Convergence of $\sum_{n=1}^{\infty} \left(\frac{1}{n} - \sin\left(\frac{1}{n} \right) \right)^{\alpha}$

Question

I am trying to seek the real values of $\alpha$ for convergence of the following series : $\sum_{n=1}^{\infty} \left(\frac{1}{n} - \sin\left(\frac{1}{n} \right) \right)^{\alpha}$

My trial: Since $n>1$, $0<\frac{1}{n}<1$, thus we can expand sin function as \begin{align} \sin\left(\frac{1}{n} \right) = \frac{1}{n} - \frac{1}{3!} \frac{1}{n^3} + \cdots \end{align} Hence the series becomes \begin{align} \sum_{n=1}^{\infty} \left(\frac{1}{n} - \sin\left(\frac{1}{n} \right) \right)^{\alpha} = \sum_{n=1}^{\infty} \left(\frac{1}{3!}\frac{1}{n^3} - \cdots\right)^{\alpha} \leq \frac{1}{3!}\sum_{n=1}^{\infty} \left(\frac{1}{n}\right)^{3\alpha} \end{align} Thus my guess is from p-test $3\alpha >1$, i.e., $\alpha>\frac{1}{3}$.

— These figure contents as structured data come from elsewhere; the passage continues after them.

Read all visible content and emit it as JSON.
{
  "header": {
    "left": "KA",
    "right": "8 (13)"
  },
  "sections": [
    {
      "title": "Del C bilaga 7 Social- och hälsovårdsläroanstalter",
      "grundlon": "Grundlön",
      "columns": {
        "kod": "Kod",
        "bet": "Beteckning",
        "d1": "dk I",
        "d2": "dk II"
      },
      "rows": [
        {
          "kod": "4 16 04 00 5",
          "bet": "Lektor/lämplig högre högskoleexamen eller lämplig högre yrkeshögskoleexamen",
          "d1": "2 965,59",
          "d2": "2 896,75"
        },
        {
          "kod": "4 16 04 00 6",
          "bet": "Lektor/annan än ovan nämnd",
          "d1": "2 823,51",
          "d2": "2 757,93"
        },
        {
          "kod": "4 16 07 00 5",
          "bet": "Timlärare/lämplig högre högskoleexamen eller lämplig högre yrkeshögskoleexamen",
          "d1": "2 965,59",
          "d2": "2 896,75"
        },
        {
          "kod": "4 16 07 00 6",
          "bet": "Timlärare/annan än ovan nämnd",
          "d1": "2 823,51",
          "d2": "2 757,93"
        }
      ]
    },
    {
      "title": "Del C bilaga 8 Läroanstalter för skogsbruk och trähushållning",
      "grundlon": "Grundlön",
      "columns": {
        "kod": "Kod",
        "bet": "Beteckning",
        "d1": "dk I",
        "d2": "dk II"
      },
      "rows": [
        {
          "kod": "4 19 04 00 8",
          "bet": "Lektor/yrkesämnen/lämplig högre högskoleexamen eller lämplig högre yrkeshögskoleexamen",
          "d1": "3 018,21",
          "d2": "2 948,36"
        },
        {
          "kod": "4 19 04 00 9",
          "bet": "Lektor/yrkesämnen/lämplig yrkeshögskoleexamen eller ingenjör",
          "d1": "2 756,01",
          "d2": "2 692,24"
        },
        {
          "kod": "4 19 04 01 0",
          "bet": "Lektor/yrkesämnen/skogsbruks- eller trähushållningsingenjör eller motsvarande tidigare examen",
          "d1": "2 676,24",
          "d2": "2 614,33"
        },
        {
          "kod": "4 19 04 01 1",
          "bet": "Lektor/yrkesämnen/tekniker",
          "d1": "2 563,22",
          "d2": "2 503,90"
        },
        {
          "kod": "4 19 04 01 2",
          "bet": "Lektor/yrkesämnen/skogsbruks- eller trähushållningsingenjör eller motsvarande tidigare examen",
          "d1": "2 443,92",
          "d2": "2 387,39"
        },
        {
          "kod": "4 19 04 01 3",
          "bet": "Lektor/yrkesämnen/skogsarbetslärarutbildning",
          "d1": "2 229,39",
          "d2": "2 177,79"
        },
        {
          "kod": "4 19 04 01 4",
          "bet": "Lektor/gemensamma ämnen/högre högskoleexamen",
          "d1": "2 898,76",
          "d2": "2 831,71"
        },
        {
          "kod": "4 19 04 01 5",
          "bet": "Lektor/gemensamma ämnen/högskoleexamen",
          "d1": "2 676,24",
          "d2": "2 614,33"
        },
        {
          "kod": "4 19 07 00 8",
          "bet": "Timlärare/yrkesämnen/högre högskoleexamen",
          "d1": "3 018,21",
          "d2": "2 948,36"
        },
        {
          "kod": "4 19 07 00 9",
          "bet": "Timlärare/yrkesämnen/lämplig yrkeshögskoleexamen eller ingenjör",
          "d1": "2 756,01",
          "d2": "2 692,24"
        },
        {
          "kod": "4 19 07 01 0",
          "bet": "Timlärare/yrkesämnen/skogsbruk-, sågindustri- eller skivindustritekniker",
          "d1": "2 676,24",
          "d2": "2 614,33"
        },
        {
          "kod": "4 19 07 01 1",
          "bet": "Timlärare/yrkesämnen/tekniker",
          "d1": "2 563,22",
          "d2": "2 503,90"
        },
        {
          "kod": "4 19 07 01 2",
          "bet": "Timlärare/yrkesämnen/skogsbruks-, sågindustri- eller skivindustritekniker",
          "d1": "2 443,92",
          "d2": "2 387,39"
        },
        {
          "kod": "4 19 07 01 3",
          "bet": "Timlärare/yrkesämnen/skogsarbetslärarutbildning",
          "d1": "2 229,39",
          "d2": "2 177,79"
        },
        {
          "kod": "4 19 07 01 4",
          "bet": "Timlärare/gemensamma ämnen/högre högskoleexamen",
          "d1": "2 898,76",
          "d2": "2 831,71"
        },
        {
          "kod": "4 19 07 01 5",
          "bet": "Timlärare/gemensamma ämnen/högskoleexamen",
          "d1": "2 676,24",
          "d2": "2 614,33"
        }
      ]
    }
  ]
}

Is this approach admissible?

Answer 1

Your intuition is correct for using the Taylor expansion of $\sin x$ around $x=0$. Note that for large enough $n$: $$ {1\over n}-{1\over 6n^3}\le\sin {1\over n}\le {1\over n}-{1\over 5n^3} $$ You have already done the lower bound. The upper bound is just on its way!